Hi, I hope someone who had experience using solrj with kerberos could help me out and I read the instruction below
To use Kerberos authentication in a SolrJ application, you need the following two lines before you create a SolrClient:
You need to specify a Kerberos service principal for the client and a corresponding keytab in the JAAS client configuration file above. This principal should be different from the service principal we created for Solr .
Here’s an example:
My questions: 1. What should I put for the principal in the jaas-client.conf file, should I include the hostname of the server where the SolrJ program is running on?

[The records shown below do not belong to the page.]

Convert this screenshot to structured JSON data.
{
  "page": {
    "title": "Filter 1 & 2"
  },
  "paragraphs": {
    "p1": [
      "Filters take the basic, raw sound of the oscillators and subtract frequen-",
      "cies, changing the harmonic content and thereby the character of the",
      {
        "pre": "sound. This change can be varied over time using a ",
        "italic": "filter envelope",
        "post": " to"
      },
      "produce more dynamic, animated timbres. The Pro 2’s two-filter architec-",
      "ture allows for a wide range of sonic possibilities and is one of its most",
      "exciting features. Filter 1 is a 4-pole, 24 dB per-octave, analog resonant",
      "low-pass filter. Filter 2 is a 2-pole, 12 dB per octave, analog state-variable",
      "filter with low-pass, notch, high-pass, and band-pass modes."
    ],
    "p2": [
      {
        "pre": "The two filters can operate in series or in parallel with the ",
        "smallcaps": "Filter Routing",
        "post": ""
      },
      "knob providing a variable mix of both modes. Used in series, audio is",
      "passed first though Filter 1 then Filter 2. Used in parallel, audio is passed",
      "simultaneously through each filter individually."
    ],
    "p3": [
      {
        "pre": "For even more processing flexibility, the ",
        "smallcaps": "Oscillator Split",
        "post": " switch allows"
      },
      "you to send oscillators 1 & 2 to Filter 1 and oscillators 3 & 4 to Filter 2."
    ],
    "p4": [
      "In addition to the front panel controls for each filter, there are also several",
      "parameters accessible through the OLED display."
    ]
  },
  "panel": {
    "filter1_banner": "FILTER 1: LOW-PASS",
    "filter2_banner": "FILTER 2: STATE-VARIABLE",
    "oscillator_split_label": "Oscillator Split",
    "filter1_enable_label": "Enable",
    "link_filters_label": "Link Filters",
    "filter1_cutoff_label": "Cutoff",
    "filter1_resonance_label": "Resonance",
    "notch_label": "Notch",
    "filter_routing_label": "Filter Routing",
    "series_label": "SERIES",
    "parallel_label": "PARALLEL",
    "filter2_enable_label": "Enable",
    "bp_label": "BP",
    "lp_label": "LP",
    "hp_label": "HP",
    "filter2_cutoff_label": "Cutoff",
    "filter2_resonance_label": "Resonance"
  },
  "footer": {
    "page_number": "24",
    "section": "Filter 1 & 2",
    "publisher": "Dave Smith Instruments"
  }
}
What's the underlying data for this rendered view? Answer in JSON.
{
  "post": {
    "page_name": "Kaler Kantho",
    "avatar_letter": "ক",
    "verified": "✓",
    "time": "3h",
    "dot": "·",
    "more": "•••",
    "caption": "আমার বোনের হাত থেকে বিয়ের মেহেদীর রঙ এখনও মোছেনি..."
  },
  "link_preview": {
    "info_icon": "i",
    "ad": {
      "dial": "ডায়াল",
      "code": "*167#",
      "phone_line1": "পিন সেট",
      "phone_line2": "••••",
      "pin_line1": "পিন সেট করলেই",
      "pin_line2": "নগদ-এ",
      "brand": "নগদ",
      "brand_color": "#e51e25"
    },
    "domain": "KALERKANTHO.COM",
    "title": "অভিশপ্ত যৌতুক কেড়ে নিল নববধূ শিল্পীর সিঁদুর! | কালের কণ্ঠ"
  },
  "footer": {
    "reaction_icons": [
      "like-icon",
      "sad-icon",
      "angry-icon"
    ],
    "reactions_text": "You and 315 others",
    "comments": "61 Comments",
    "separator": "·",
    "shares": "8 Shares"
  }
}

For example: solrclient/<hostname>@EXAMPLE.com ? 2. I tried to create keytab and principle on a windows version of KDC I ran this command: Ktpass princ solrclient@<realm> mapuser solrclient -pass <password> -ptype KRB5_NT_PRINCIPAL out solr.service.keytab.client Then, I got this error: ( I hide the value of OU and DC) Failed to set property 'servicePrincipalName' to 'solrclient' on Dn 'CN=solrclient,OU=<OU>,DC=<DC>,DC=<DC>,DC=<DC>': 0x13. WARNING: Unable to set SPN mapping data.
What do I do wrong?
I am not sure about SOLRJ but this is a Kerberos issue. Couple of things.
Shouldn't the comman have "-mapuser" instead of "mapuser".
Also, I think you need to specify domain name for SOLR client. something like this:
-mapuser firstname.lastname@example.org -pass <> [rest of your command].
If you haven't seen already, this link might help.
I believe that in this case you do not need the hostname in the principal (i.e. an SPN is not required). This principal is the service account that you are using to authenticate to Solr. If you wanted to do something like SPNEGO and forward the end-user's KRB Ticket to Solr, that'd be a different configuration that would require that you create a SPN.
You don't need to do this with KTPass since you don't need a SPN, I'd recommend using the ktab.exe bundled with Java, it'll be more reliable for what you're trying to accomplish.